They also set up and enforced censorship protocols, which is why it seemed like so few objected. In addition, CISA was tasked with overseeing mail-in ballots. 

Only 8 days into the 15, Trump announced that he wanted to open the country by Easter, which was on April 12. His announcement on March 24 was treated as outrageous and irresponsible by the national press but keep in mind: Easter would already take us beyond the initial two-week lockdown. What seemed to be an opening was an extension of closing. 

This announcement by Trump encouraged Birx and Fauci to ask for an additional 30 days of lockdown, which Trump granted. Even on April 23, Trump told Georgia and Florida, which had made noises about reopening, that “It’s too soon.” He publicly fought with the governor of Georgia, who was first to open his state. 

Before the 15 days was over, Congress passed and the president signed the 880-page CARES Act, which authorized the distribution of $2 trillion to states, businesses, and individuals, thus guaranteeing that lockdowns would continue for the duration. 
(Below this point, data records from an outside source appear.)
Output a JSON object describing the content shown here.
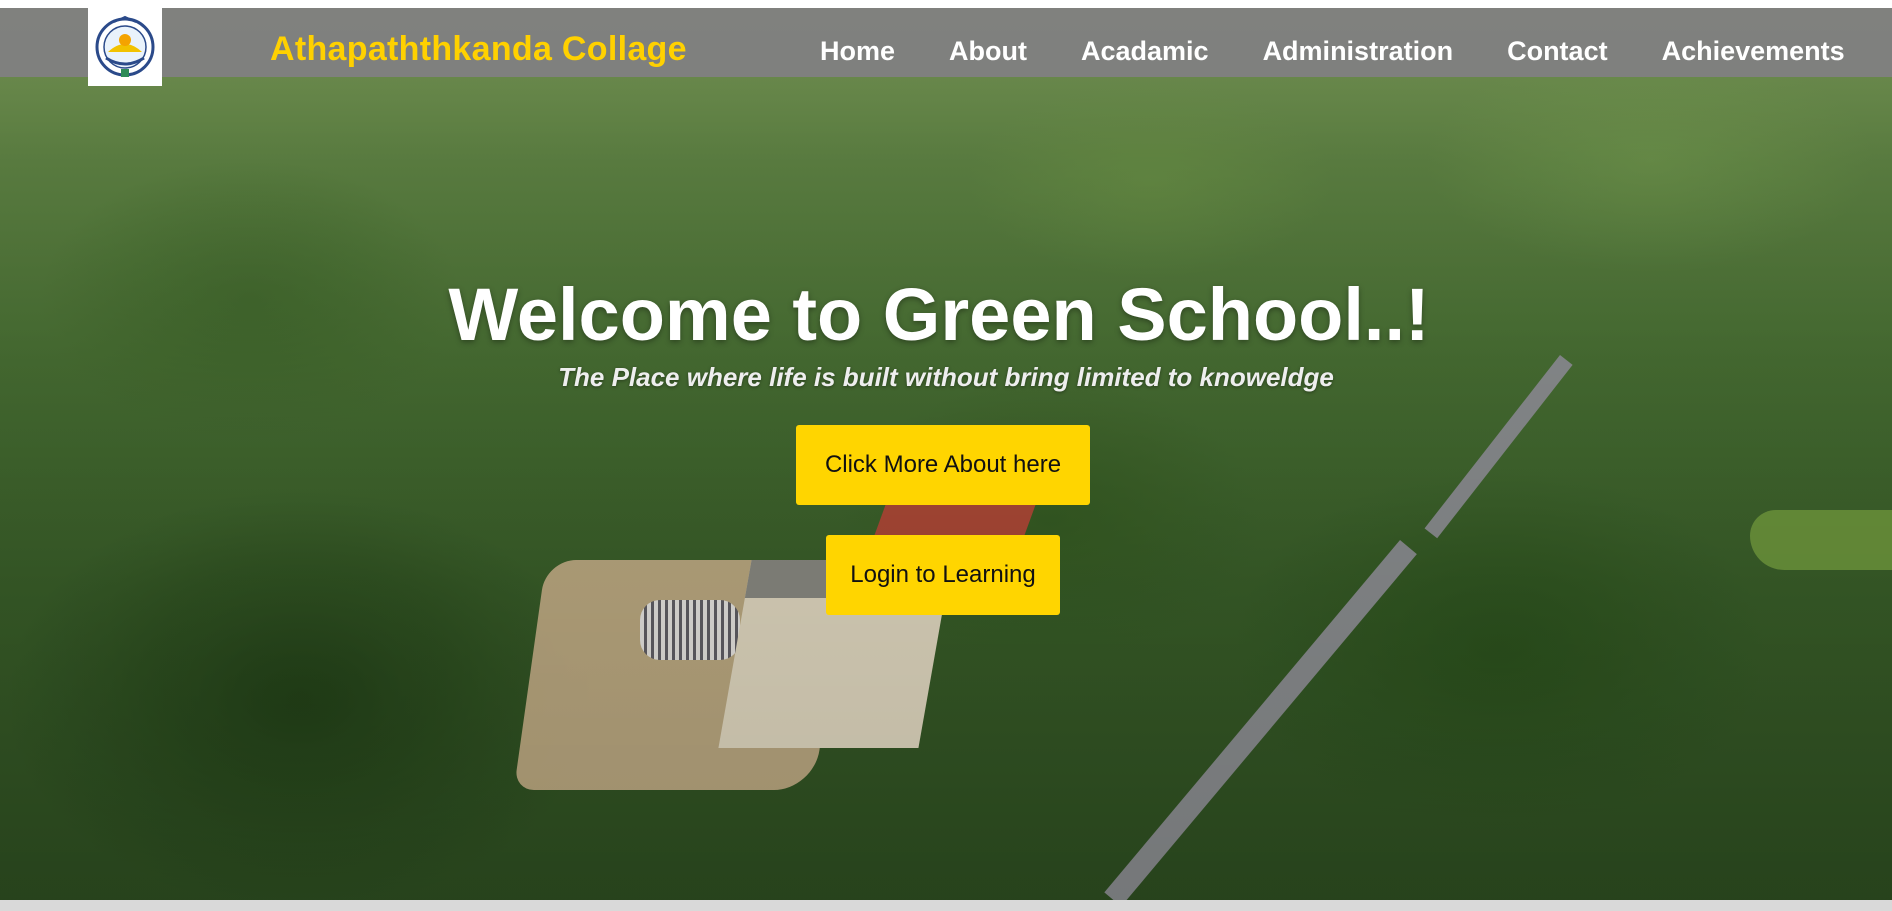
{
  "header": {
    "brand": "Athapaththkanda Collage",
    "logo_icon": "school-crest-icon"
  },
  "nav": {
    "items": [
      {
        "label": "Home"
      },
      {
        "label": "About"
      },
      {
        "label": "Acadamic"
      },
      {
        "label": "Administration"
      },
      {
        "label": "Contact"
      },
      {
        "label": "Achievements"
      }
    ]
  },
  "hero": {
    "title": "Welcome to Green School..!",
    "subtitle": "The Place where life is built without bring limited to knoweldge",
    "about_button": "Click More About here",
    "login_button": "Login to Learning"
  },
  "colors": {
    "accent": "#ffd500",
    "brand_text": "#ffd100",
    "nav_bar": "#808080"
  }
}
There was never a stated exit plan beyond Birx’s public statements that she wanted zero cases of Covid in the country. That was never going to happen. It is very likely that the virus had already been circulating in the US and Canada from October 2019. A famous seroprevalence study by Jay Bhattacharya came out in May 2020 discerning that infections and immunity were already widespread in the California county they examined. 
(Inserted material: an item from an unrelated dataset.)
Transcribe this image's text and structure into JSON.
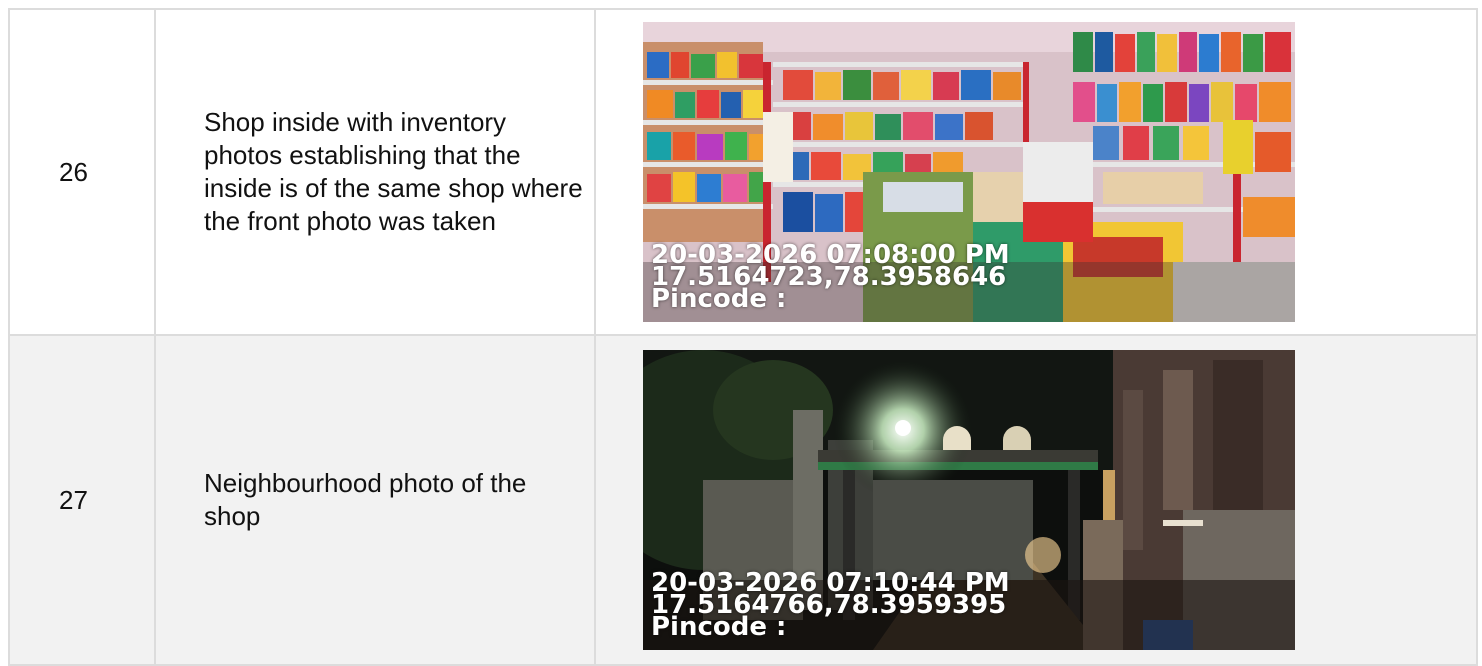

What that implied was two crucial points: there was zero hope for the Zero Covid mission and this pandemic would end as they all did, through endemicity via exposure, not from a vaccine as such. That was certainly not the message that was being broadcast from Washington. The growing sense at the time was that we all had to sit tight and just wait for the inoculation on which pharmaceutical companies were working. 
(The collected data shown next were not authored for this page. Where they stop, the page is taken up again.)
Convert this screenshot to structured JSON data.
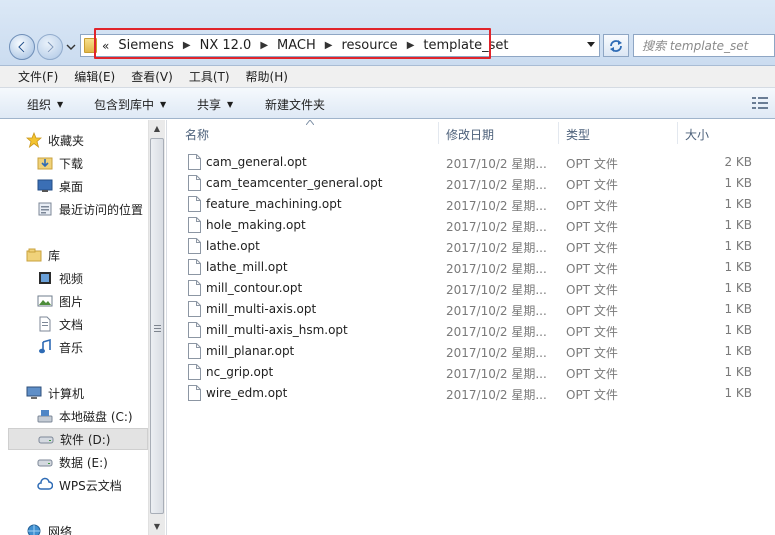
{
  "address_bar": {
    "overflow_glyph": "«",
    "crumbs": [
      "Siemens",
      "NX 12.0",
      "MACH",
      "resource",
      "template_set"
    ],
    "search_placeholder": "搜索 template_set"
  },
  "menu": [
    "文件(F)",
    "编辑(E)",
    "查看(V)",
    "工具(T)",
    "帮助(H)"
  ],
  "toolbar": {
    "organize": "组织",
    "include_in_library": "包含到库中",
    "share": "共享",
    "new_folder": "新建文件夹"
  },
  "sidebar": {
    "favorites": {
      "label": "收藏夹",
      "items": [
        "下载",
        "桌面",
        "最近访问的位置"
      ]
    },
    "libraries": {
      "label": "库",
      "items": [
        "视频",
        "图片",
        "文档",
        "音乐"
      ]
    },
    "computer": {
      "label": "计算机",
      "items": [
        "本地磁盘 (C:)",
        "软件 (D:)",
        "数据 (E:)",
        "WPS云文档"
      ]
    },
    "network": {
      "label": "网络"
    },
    "selected": "软件 (D:)"
  },
  "columns": {
    "name": "名称",
    "date": "修改日期",
    "type": "类型",
    "size": "大小"
  },
  "files": [
    {
      "name": "cam_general.opt",
      "date": "2017/10/2 星期...",
      "type": "OPT 文件",
      "size": "2 KB"
    },
    {
      "name": "cam_teamcenter_general.opt",
      "date": "2017/10/2 星期...",
      "type": "OPT 文件",
      "size": "1 KB"
    },
    {
      "name": "feature_machining.opt",
      "date": "2017/10/2 星期...",
      "type": "OPT 文件",
      "size": "1 KB"
    },
    {
      "name": "hole_making.opt",
      "date": "2017/10/2 星期...",
      "type": "OPT 文件",
      "size": "1 KB"
    },
    {
      "name": "lathe.opt",
      "date": "2017/10/2 星期...",
      "type": "OPT 文件",
      "size": "1 KB"
    },
    {
      "name": "lathe_mill.opt",
      "date": "2017/10/2 星期...",
      "type": "OPT 文件",
      "size": "1 KB"
    },
    {
      "name": "mill_contour.opt",
      "date": "2017/10/2 星期...",
      "type": "OPT 文件",
      "size": "1 KB"
    },
    {
      "name": "mill_multi-axis.opt",
      "date": "2017/10/2 星期...",
      "type": "OPT 文件",
      "size": "1 KB"
    },
    {
      "name": "mill_multi-axis_hsm.opt",
      "date": "2017/10/2 星期...",
      "type": "OPT 文件",
      "size": "1 KB"
    },
    {
      "name": "mill_planar.opt",
      "date": "2017/10/2 星期...",
      "type": "OPT 文件",
      "size": "1 KB"
    },
    {
      "name": "nc_grip.opt",
      "date": "2017/10/2 星期...",
      "type": "OPT 文件",
      "size": "1 KB"
    },
    {
      "name": "wire_edm.opt",
      "date": "2017/10/2 星期...",
      "type": "OPT 文件",
      "size": "1 KB"
    }
  ],
  "colors": {
    "highlight_box": "#e0242b",
    "toolbar_gradient_top": "#f5f9fd",
    "toolbar_gradient_bottom": "#dfe9f5",
    "header_text": "#4c607a",
    "selected_nav": "#e3e3e3"
  },
  "icons": {
    "back": "arrow-left-icon",
    "forward": "arrow-right-icon",
    "refresh": "refresh-icon",
    "search": "search-icon",
    "file": "file-icon"
  }
}
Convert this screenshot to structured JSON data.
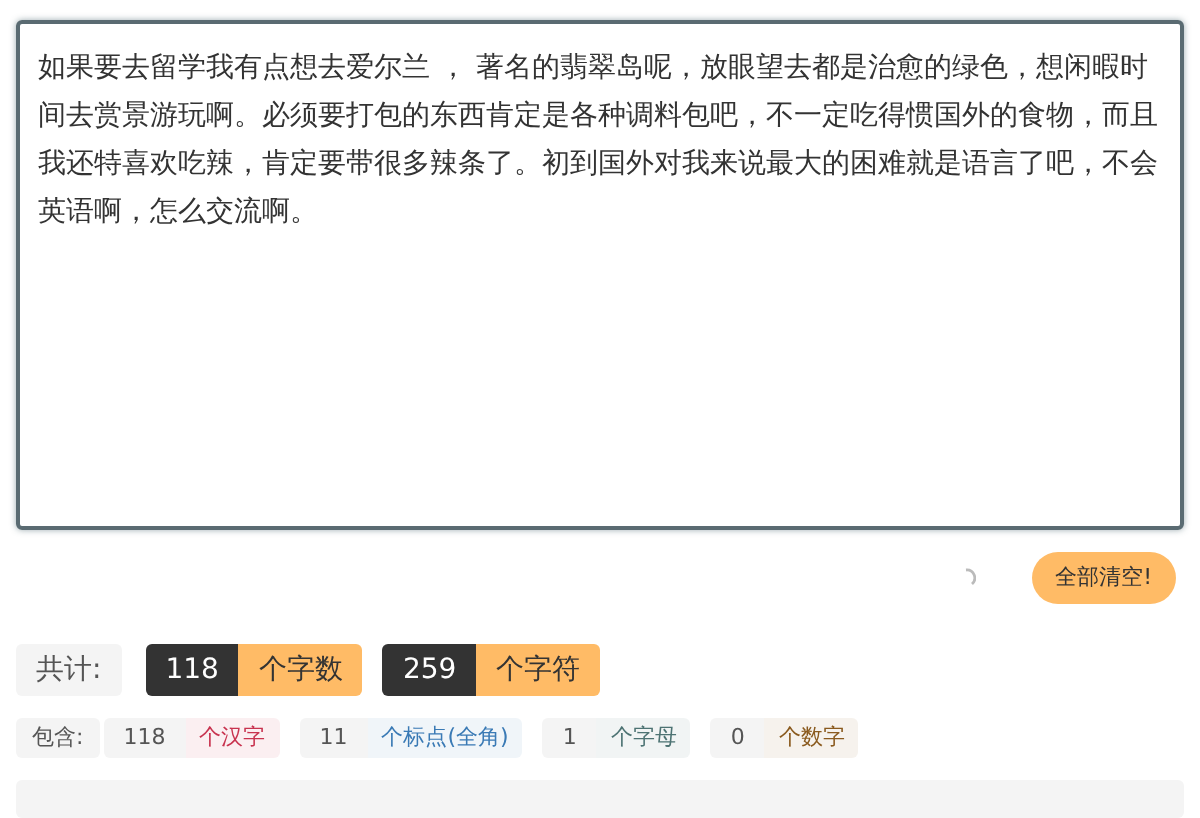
{
  "editor": {
    "value": "如果要去留学我有点想去爱尔兰 ， 著名的翡翠岛呢，放眼望去都是治愈的绿色，想闲暇时间去赏景游玩啊。必须要打包的东西肯定是各种调料包吧，不一定吃得惯国外的食物，而且我还特喜欢吃辣，肯定要带很多辣条了。初到国外对我来说最大的困难就是语言了吧，不会英语啊，怎么交流啊。"
  },
  "clear_button": "全部清空!",
  "totals": {
    "label": "共计:",
    "items": [
      {
        "count": "118",
        "unit": "个字数"
      },
      {
        "count": "259",
        "unit": "个字符"
      }
    ]
  },
  "breakdown": {
    "label": "包含:",
    "items": [
      {
        "count": "118",
        "unit": "个汉字",
        "color": "#c8334f"
      },
      {
        "count": "11",
        "unit": "个标点(全角)",
        "color": "#3a7ab5"
      },
      {
        "count": "1",
        "unit": "个字母",
        "color": "#4d7373"
      },
      {
        "count": "0",
        "unit": "个数字",
        "color": "#8a5a1e"
      }
    ]
  }
}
By summer 2020, you recall what happened. A restless generation of kids fed up with this stay-at-home nonsense seized on the opportunity to protest racial injustice in the killing of George Floyd. Public health officials approved of these gatherings – unlike protests against lockdowns – on grounds that racism was a virus even more serious than Covid. Some of these protests got out of hand and became violent and destructive. 

Meanwhile, substance abuse rage – the liquor and weed stores never closed – and immune systems were being degraded by lack of normal exposure, exactly as the Bakersfield doctors had predicted. Millions of small businesses had closed. The learning losses from school closures were mounting, as it turned out that Zoom school was near worthless. 

It was about this time that Trump seemed to figure out – thanks to the wise council of Dr. Scott Atlas – that he had been played and started urging states to reopen. But it was strange: he seemed to be less in the position of being a president in charge and more of a public pundit, Tweeting out his wishes until his account was banned. He was unable to put the worms back in the can that he had approved opening. 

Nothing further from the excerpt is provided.